Dalam aksinya, MIR tidak hanya mengambil harta benda milik korban, tetapi juga melakukan kekerasan fisik yang mengakibatkan korban mengalami luka serius di beberapa bagian tubuh.
“Akibat perbuatan tersangka, korban kehilangan harta berupa emas, berlian, dan uang tunai dengan total mencapai Rp 126 juta. Tersangka sempat mencekik, menyeret tubuh korban, serta memukuli hingga menyebabkan gigi korban tanggal,” ujar Alexander.
Peristiwa tersebut terjadi pada Minggu, 11 Januari 2026 sekitar pukul 02.30 WIB, di rumah korban yang berlokasi di Kampung Tengah RT 002/001, Desa Sukakarya, Kecamatan Sukanagara, Kabupaten Cianjur.
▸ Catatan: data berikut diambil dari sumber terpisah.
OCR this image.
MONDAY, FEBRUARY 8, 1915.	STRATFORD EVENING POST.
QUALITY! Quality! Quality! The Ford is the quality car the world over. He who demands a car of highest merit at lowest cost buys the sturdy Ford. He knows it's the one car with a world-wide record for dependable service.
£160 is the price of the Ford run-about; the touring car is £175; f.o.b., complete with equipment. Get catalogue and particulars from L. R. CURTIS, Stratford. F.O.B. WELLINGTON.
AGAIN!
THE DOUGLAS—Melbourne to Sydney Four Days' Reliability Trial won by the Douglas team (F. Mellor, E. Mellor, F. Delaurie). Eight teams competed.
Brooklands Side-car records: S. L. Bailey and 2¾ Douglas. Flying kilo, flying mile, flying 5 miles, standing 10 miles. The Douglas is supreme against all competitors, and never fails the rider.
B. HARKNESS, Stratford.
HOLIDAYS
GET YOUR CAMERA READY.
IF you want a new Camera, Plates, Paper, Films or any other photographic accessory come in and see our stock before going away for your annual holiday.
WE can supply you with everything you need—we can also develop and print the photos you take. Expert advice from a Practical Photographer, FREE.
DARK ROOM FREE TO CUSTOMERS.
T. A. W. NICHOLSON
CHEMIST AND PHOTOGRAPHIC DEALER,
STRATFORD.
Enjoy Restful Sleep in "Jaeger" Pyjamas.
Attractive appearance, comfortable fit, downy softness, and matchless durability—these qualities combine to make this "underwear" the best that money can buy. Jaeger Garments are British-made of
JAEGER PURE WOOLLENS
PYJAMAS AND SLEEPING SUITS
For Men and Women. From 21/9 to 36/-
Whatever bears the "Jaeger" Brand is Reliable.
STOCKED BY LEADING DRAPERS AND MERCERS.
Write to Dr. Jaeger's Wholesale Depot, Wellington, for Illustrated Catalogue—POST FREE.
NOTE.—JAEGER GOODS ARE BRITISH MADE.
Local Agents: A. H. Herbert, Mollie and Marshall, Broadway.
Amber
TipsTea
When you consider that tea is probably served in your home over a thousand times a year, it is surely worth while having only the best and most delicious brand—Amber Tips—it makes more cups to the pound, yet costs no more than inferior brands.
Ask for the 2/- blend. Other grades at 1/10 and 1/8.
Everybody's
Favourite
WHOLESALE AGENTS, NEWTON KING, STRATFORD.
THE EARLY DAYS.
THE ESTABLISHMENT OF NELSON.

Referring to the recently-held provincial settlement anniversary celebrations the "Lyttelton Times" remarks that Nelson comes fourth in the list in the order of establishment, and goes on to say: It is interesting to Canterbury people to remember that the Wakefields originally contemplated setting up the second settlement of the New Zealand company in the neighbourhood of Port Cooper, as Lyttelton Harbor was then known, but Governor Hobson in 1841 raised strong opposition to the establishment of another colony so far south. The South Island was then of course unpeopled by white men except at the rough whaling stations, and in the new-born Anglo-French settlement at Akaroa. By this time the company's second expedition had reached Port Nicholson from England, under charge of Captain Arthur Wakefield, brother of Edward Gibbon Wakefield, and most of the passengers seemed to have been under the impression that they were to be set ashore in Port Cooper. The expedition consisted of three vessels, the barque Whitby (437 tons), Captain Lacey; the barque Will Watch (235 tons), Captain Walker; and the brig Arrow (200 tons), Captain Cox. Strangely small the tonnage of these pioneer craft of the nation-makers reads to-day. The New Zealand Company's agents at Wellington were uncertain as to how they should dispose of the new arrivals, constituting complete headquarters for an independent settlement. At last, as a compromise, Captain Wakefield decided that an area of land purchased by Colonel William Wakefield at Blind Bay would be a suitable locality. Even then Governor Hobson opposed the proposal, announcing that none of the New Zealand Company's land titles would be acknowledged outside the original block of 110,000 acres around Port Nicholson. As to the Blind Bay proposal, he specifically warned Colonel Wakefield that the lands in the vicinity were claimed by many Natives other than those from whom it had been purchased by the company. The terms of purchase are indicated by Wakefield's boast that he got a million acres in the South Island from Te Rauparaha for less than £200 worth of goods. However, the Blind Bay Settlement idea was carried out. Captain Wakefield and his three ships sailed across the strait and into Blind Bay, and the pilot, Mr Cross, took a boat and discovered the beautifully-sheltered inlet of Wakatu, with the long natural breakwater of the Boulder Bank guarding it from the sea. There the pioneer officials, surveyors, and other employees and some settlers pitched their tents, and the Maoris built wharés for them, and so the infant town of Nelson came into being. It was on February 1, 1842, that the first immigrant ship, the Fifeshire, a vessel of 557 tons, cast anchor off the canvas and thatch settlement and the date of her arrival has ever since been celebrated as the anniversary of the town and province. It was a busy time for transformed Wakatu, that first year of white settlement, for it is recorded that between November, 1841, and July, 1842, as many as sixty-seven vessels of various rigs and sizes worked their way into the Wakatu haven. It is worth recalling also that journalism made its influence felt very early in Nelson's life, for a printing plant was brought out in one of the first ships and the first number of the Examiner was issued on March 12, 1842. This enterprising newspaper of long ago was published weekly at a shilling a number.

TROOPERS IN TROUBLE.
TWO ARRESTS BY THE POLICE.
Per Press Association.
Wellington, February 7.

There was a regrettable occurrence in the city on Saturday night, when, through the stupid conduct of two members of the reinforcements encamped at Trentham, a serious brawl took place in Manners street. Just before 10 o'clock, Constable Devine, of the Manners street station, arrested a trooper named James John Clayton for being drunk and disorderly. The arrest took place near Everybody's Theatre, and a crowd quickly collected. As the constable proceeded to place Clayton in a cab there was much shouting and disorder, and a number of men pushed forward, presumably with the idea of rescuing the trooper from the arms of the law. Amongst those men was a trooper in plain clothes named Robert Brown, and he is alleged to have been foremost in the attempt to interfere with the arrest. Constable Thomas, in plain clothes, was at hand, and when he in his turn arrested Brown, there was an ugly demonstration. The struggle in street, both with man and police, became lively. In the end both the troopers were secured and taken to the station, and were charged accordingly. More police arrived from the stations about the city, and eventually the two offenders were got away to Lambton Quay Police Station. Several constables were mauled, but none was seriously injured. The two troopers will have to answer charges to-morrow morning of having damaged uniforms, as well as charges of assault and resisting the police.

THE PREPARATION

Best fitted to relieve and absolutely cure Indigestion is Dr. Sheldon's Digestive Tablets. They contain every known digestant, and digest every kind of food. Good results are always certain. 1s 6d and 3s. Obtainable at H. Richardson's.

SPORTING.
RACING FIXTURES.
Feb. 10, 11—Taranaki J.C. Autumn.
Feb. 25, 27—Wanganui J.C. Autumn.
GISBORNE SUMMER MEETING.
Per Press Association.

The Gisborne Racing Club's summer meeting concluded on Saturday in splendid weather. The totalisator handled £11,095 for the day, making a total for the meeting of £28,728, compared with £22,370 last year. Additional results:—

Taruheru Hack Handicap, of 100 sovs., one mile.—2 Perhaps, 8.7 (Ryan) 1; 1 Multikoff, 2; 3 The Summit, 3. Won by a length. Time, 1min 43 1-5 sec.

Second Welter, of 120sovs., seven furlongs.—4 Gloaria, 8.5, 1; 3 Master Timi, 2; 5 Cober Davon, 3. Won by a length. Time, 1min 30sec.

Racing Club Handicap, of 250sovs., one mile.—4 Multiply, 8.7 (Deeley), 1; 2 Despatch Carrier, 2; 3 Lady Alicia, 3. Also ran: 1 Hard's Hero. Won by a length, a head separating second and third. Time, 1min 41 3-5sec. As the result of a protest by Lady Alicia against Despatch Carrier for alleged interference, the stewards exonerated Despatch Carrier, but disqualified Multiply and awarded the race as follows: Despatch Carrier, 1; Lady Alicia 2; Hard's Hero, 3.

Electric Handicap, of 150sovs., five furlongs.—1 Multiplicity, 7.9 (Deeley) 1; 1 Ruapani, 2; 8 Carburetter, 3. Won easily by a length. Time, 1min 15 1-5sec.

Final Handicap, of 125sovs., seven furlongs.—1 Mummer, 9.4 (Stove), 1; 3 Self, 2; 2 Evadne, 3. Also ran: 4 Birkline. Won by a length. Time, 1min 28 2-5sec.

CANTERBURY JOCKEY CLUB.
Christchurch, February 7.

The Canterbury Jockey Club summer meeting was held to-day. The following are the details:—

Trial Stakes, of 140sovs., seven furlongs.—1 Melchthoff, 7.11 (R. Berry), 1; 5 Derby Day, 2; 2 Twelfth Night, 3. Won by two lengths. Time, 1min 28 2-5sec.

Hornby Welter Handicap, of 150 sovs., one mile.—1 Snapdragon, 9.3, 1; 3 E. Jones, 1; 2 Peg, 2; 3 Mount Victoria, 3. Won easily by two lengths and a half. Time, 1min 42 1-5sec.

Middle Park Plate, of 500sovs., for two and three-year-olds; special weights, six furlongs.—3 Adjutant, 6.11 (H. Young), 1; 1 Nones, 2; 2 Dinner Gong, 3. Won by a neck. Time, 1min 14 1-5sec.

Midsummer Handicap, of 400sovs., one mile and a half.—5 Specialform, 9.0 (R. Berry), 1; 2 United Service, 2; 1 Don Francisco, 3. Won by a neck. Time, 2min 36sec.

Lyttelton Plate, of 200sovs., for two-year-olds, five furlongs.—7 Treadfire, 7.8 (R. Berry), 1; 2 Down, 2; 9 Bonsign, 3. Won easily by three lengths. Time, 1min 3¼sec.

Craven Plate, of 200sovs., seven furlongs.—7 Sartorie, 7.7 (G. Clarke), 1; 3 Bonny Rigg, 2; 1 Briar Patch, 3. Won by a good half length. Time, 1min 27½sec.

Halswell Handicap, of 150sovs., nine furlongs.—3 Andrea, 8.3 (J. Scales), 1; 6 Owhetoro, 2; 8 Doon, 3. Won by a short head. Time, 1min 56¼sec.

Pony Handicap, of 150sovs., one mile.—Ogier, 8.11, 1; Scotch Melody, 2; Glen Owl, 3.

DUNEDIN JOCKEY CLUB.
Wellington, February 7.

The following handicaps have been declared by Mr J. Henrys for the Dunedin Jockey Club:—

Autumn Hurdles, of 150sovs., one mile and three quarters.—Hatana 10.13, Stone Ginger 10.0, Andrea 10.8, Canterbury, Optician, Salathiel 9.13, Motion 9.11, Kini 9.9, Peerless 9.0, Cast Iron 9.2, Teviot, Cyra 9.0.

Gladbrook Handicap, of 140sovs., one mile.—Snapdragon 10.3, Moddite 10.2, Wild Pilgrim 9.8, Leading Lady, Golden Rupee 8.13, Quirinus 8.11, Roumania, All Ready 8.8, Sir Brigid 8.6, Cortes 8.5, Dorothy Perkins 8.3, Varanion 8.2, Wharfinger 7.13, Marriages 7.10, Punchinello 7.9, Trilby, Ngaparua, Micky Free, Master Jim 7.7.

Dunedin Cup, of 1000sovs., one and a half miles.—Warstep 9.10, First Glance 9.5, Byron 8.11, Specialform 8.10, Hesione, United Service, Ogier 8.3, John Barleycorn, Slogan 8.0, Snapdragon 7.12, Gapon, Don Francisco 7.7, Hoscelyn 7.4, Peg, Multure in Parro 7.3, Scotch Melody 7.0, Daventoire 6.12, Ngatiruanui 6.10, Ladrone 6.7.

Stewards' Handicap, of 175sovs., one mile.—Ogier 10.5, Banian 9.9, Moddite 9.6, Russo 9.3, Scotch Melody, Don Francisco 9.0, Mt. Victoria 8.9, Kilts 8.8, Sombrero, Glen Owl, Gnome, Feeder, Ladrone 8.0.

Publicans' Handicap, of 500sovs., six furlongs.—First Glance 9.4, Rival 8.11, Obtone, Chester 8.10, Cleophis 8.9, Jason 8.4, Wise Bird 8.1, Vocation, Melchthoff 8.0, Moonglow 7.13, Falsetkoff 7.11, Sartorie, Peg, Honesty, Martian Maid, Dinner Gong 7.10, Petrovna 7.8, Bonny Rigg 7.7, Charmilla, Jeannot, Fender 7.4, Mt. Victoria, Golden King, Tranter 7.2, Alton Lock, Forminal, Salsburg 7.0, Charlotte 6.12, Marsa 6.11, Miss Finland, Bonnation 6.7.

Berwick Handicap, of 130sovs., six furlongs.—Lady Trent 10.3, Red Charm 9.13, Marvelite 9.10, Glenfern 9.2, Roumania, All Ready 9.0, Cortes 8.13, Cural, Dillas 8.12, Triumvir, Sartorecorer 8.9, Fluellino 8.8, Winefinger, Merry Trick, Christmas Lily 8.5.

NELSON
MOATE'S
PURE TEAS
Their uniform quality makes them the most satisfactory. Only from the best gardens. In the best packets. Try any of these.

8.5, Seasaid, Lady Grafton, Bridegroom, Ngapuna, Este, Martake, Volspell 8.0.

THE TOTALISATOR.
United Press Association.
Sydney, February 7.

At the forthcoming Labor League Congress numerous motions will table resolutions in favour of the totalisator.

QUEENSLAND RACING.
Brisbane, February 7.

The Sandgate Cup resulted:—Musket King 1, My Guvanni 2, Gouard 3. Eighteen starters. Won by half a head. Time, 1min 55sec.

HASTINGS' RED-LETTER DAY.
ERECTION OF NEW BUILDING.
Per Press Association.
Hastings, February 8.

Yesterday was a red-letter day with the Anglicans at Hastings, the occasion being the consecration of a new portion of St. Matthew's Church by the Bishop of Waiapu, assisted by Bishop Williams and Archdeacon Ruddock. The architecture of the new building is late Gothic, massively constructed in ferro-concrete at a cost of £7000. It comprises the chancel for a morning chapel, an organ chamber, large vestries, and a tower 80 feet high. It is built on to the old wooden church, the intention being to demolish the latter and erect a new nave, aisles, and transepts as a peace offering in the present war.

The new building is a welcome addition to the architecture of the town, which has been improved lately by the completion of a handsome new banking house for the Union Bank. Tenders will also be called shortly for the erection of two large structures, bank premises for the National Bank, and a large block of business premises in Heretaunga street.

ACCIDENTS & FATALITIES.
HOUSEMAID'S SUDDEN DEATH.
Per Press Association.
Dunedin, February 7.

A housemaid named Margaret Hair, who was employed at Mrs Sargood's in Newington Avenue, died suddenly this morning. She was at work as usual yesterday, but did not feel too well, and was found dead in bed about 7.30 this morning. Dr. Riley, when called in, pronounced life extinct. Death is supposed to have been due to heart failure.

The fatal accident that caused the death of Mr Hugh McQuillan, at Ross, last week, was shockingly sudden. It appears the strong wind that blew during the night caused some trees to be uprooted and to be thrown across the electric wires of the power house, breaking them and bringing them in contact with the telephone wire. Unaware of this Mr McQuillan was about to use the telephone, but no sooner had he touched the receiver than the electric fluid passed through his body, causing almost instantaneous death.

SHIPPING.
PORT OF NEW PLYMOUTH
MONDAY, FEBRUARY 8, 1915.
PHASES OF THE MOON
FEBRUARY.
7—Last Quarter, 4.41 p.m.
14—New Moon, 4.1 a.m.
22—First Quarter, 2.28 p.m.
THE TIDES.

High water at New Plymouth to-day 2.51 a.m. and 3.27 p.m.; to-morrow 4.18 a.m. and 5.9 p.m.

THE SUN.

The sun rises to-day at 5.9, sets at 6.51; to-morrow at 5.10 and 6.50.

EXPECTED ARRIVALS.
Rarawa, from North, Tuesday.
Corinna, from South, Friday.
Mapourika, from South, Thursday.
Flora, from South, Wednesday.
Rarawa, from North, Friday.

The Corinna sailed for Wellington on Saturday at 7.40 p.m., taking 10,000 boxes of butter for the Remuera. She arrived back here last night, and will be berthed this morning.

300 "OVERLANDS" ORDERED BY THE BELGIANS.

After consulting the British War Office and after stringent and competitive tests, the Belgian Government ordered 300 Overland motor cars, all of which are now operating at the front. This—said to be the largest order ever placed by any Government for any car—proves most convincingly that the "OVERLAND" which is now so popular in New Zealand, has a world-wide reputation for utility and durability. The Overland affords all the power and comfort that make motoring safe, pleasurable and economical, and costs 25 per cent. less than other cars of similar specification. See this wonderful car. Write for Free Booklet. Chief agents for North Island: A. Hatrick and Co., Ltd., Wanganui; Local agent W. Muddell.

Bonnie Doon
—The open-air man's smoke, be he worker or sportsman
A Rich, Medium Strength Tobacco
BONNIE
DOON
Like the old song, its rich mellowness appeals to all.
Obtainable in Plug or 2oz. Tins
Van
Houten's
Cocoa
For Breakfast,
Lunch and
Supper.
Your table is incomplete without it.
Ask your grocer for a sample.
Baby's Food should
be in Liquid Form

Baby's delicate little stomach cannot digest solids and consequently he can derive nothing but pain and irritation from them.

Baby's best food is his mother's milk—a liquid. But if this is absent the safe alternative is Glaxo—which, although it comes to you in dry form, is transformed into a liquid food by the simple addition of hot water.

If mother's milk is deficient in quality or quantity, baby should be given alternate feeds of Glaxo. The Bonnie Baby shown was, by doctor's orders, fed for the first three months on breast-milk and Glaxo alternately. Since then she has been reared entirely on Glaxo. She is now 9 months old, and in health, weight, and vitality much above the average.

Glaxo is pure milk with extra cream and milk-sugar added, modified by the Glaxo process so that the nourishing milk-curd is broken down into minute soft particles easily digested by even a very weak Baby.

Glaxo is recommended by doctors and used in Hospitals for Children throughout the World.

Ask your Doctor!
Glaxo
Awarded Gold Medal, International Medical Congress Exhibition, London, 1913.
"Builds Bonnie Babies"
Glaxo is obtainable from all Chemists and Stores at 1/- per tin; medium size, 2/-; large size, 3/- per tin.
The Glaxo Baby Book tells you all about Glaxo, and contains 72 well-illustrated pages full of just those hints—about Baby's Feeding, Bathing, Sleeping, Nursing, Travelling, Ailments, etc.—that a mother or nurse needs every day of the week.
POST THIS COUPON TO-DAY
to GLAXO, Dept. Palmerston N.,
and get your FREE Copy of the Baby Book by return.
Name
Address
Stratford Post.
Setelah melakukan aksinya, tersangka sempat melarikan diri sebelum akhirnya berhasil diamankan oleh aparat kepolisian.
“Peristiwa ini terjadi di rumah korban di Kampung Tengah RT 002/001, Desa Sukakarya, Kecamatan Sukanagara, Kabupaten Cianjur, pada Minggu, 11 Januari 2026 sekitar pukul 02.30 WIB. Tersangka ditangkap lima hari setelah menjalankan aksinya,” pungkasnya.
Atas perbuatannya, MIR dijerat dengan Pasal 479 ayat (2) Kitab Undang-Undang Hukum Pidana (KUHP) dengan ancaman hukuman maksimal 12 tahun penjara.